Sì, storicamente Melaka è estremamente significativa, chiaramente qui alla strada marittima più antica e trafficata, i “Malacca Straits”. Questo è visibile ovunque qui nel centro storico. La Jonker Street è tutta cinese, davanti alla piazza rossa, dall'altra parte del ponte ci sono i vecchi edifici olandesi.
Hanno anche ricostruito il vecchio palazzo del sultano.

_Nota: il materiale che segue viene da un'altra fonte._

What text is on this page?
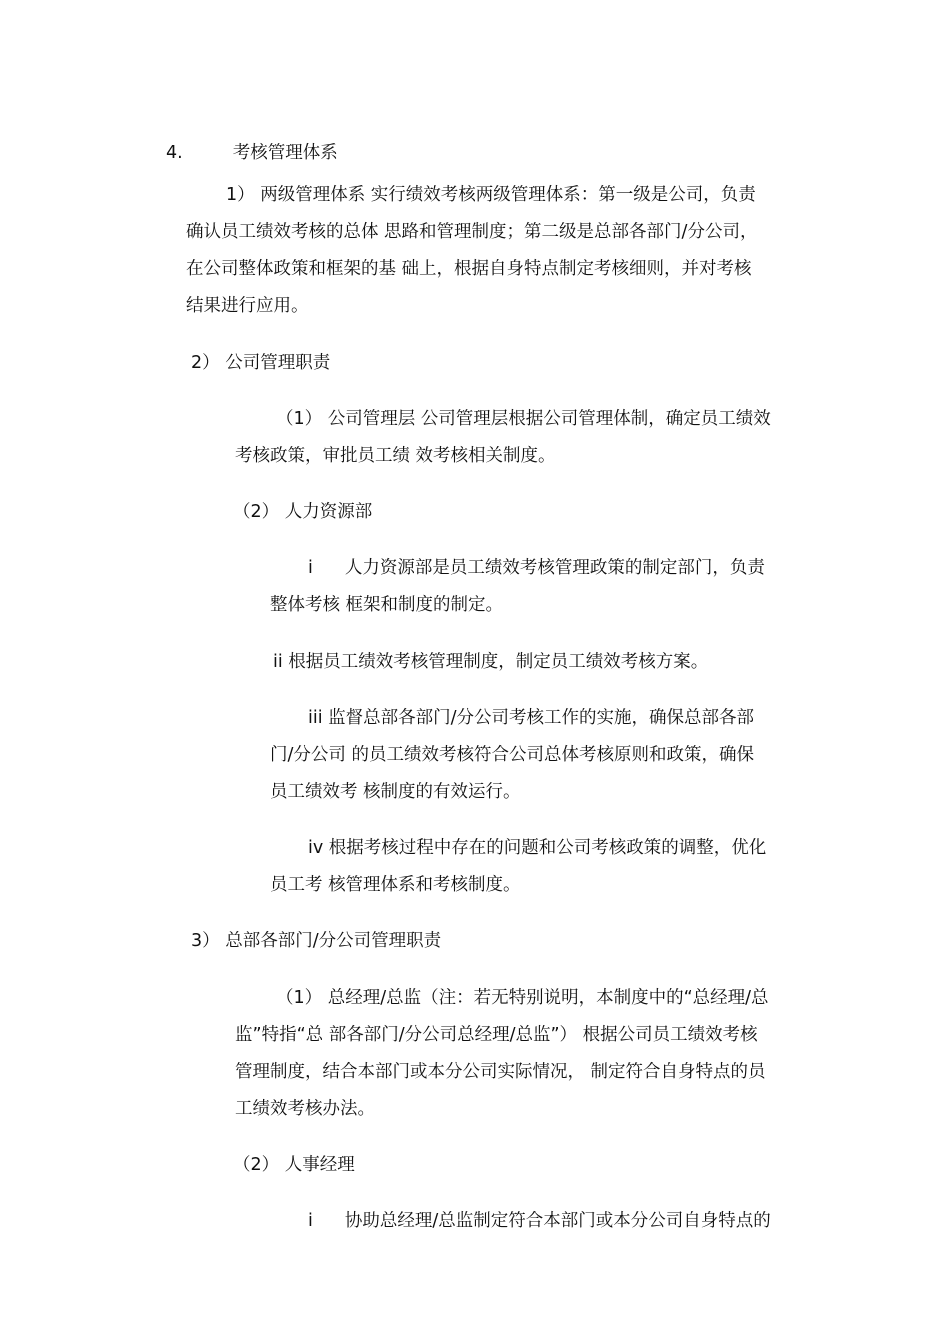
4.	考核管理体系
1） 两级管理体系 实行绩效考核两级管理体系：第一级是公司，负责
确认员工绩效考核的总体 思路和管理制度；第二级是总部各部门/分公司，
在公司整体政策和框架的基 础上，根据自身特点制定考核细则，并对考核
结果进行应用。
2） 公司管理职责
（1） 公司管理层 公司管理层根据公司管理体制，确定员工绩效
考核政策，审批员工绩 效考核相关制度。
（2） 人力资源部
i 人力资源部是员工绩效考核管理政策的制定部门，负责
整体考核 框架和制度的制定。
ii 根据员工绩效考核管理制度，制定员工绩效考核方案。
iii 监督总部各部门/分公司考核工作的实施，确保总部各部
门/分公司 的员工绩效考核符合公司总体考核原则和政策，确保
员工绩效考 核制度的有效运行。
iv 根据考核过程中存在的问题和公司考核政策的调整，优化
员工考 核管理体系和考核制度。
3） 总部各部门/分公司管理职责
（1） 总经理/总监（注：若无特别说明，本制度中的“总经理/总
监”特指“总 部各部门/分公司总经理/总监”） 根据公司员工绩效考核
管理制度，结合本部门或本分公司实际情况， 制定符合自身特点的员
工绩效考核办法。
（2） 人事经理
i 协助总经理/总监制定符合本部门或本分公司自身特点的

Un po' più in alto lungo il fiume si possono trovare ancora resti di vecchie case di legno dei malay antichi. C'è anche un quartiere indiano (sì, sono arrivati anche loro) e uno portoghese.
Sì, vedete che qui c'è molto da vedere e tutto raggiungibile a piedi, quindi è chiaro che la sera ero abbastanza stanco. Tuttavia, ho passeggiato per 5 km fino all'isola artificiale, dove si trova, se così si può dire, una città fantasma. Qualcuno voleva dimostrare qualcosa e costruire un intero nuovo quartiere, ma sembra che sia stato appena abbandonato, quindi tutto rimane vuoto. A parte la moschea davanti alla spiaggia che è in funzione e ci si incontra con alcune persone. Il motivo è che tutti vogliono vedere il tramonto, come anche io, ecco perché sono qui. Ah già, dopo dovevo tornare indietro per 5 km...
Sì, il giorno successivo sono andato anche in prigione, e volontariamente per un'ora! Non preoccupatevi, non ho commesso alcun reato; si tratta di un'ex prigione trasformata in museo.